This book is a masterpiece, one of Nietzsche's most beautifully written books in which he paints a picture with witty and glamorous aphorisms. Many themes such as the Eternal Reccurance and the Death of God come into plsy and we get a glimpse of Nietzsche's nihilism. My advice is to read Ecce Homo and twilight of the idols before develving into this book. Nietzsche called it his most personal of books, and from reading it and studying Nietzsche myself I believe it to be as well. But that does not mean one should start with this book. One needs to learn and get personal with Nietzsche and gather an understanding of his concepts and ideas before anyone should dive into this work.
It is a masterpiece, but a work that is substantial and one of his longer works. Take a test drive with Nietzsche and if you want to read more, go and read this work.

Know thyself! Then frolic.
The Gay Science is a wonderful celebration of life. One can not make categorial statements on Nietzsche, but that he wanted his readers to accept the indifference of nature, and not pity themselves with, "Why me?" questions. After all God is dead, therefore, why even bother yourself with asking why me? If there is one Carpe Diem philosopher it is Nietzsche! "One must have liberated oneself from many things that oppress, inhibit, hold down, and make heavy precisely us Europeans [modernity in general] today." Nietzsche takes his readers into cataclysmic conversations (aphorisms), trying to undo the manacles of our spirit. Do yourself a favor and pick up this book, instead of remaining curious about the "madman with a frizzy mustache". Keep and open mind, then curse and thank Nietzsche all you want and move on with your own standards of life.

The Spiritual Atheist
This book contains the famous description of the madman announcing the Death of God.
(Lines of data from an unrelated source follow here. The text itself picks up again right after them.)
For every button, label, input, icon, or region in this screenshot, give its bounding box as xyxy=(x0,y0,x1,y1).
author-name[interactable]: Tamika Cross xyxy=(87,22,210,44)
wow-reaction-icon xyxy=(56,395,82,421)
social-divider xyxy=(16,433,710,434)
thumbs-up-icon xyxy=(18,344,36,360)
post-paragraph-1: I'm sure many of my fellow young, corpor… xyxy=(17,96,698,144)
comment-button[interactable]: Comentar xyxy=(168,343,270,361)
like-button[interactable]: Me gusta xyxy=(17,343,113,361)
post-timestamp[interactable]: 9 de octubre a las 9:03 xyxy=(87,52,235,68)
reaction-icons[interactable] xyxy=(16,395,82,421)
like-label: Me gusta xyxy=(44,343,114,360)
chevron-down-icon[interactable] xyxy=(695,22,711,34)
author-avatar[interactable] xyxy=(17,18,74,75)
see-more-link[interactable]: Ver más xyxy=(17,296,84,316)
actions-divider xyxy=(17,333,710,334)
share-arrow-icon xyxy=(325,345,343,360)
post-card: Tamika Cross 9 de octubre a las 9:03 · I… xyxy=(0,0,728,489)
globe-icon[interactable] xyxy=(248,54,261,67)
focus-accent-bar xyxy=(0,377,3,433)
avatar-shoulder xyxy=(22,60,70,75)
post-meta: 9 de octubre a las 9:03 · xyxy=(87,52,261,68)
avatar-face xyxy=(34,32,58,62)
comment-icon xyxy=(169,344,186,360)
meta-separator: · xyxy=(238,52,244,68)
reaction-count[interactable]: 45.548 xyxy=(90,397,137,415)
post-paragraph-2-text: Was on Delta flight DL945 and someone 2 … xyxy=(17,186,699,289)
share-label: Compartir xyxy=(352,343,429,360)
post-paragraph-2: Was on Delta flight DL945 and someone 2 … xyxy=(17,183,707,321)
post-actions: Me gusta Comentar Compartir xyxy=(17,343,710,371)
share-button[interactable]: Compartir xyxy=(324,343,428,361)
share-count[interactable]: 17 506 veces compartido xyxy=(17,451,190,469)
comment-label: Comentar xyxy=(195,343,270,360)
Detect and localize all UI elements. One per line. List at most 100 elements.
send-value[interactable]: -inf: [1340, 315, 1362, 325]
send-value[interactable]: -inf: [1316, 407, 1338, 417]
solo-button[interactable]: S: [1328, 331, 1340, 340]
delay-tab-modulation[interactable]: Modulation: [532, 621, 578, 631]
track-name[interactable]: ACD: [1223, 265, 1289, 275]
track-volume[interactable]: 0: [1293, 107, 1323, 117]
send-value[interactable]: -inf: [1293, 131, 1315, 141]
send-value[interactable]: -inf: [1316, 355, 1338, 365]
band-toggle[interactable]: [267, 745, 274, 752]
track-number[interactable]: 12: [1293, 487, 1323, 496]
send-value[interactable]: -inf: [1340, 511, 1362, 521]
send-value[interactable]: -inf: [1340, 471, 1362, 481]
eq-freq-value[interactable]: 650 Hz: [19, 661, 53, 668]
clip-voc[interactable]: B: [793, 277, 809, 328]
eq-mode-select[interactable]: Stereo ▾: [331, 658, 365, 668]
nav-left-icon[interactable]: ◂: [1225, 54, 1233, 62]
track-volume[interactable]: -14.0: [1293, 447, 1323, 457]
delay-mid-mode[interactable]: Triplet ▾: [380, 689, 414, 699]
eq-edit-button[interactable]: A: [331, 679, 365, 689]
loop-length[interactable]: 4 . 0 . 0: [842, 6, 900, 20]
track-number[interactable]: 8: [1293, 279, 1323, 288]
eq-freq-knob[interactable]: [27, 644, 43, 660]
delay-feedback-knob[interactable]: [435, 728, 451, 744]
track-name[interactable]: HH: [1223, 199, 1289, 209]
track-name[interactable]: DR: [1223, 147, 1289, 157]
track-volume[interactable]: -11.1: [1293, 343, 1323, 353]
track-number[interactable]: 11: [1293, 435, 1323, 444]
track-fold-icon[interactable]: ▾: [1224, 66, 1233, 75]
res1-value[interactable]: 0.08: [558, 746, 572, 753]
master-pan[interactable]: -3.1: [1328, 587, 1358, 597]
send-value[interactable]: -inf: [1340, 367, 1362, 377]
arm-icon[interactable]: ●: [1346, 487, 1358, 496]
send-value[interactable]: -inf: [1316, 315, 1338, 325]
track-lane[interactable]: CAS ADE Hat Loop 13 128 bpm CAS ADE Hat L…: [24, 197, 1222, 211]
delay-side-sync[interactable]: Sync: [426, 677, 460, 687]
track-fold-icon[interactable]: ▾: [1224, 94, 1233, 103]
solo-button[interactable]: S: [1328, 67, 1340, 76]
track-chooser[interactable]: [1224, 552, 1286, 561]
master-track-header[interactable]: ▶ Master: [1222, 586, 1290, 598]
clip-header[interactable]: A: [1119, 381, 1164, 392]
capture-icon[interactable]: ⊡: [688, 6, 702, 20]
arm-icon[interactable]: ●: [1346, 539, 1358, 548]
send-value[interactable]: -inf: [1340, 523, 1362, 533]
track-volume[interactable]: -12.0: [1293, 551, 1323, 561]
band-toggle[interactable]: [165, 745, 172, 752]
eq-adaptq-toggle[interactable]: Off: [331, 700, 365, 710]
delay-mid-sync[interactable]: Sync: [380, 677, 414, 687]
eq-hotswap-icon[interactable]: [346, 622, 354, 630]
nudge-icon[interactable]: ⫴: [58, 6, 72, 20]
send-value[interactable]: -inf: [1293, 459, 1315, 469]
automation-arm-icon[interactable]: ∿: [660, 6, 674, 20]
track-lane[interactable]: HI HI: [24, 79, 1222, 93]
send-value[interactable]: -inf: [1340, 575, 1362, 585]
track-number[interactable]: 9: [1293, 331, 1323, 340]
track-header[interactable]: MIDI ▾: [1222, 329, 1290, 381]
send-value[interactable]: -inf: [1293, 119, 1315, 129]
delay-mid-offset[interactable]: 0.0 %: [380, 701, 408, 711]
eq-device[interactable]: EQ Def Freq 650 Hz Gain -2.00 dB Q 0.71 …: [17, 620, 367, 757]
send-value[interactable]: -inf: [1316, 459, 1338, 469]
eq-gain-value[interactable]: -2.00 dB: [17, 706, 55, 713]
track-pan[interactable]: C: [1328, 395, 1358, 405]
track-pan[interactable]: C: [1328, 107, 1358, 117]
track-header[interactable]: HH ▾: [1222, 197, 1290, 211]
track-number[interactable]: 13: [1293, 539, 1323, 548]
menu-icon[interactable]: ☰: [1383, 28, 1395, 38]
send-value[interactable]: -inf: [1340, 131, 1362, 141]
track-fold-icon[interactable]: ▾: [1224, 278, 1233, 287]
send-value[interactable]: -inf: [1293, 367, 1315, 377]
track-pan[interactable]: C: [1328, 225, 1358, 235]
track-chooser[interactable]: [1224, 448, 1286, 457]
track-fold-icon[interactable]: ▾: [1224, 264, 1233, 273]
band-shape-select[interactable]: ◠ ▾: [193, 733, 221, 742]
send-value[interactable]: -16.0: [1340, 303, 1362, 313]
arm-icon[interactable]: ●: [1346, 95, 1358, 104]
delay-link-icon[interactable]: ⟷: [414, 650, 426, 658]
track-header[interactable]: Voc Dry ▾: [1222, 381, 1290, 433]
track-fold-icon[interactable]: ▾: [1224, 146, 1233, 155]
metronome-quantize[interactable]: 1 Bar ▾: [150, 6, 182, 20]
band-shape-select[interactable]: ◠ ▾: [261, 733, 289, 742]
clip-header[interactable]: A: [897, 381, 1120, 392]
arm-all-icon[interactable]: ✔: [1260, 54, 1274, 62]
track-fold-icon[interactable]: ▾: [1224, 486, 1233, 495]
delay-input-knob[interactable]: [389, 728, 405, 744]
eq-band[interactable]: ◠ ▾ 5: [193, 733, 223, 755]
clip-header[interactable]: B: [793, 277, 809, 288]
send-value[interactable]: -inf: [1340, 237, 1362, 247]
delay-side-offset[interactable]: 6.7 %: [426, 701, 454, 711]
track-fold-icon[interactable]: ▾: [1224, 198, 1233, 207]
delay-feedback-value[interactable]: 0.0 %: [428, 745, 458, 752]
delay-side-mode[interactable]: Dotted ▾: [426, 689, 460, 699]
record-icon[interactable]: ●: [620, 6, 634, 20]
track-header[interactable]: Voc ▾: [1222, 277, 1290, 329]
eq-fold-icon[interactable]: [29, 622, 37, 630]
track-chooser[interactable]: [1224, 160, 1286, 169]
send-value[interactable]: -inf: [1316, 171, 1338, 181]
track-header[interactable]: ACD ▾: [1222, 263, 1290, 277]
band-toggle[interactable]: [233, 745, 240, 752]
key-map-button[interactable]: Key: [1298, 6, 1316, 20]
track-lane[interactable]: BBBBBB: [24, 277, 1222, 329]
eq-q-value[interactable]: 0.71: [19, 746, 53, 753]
Obviously Nietzsche sees himself as the madman, sacrificing himself to bring humanity the awful news. What's odd is that Nietzsche was certainly not the first person to proclaim God's death; in fact, as he himself notes elsewhere, many educated people had already become either agnostic or atheistic. None of them, however, found this as earthshaking as Nietzsche. The reason, I think, is that he had an essentially religious nature. The word "spiritual" recurs throught the book. In one remarkable passage he even chastises St. Augustine for being insufficiently spiritual.

The Gay Science is a pivitol book for Nietzsche because it is the first in which the tension between the spiritual seeker and the atheist becomes manifest. Gone is the skeptical pose of "Human All Too Human"; instead we have the anguish of a man torn between two conflicting ideals. The tension, while it ravaged Nietzsche, did produce some brilliant ideas and unforgettable prose, even if it did not ultimately lead to a liveable philosophy.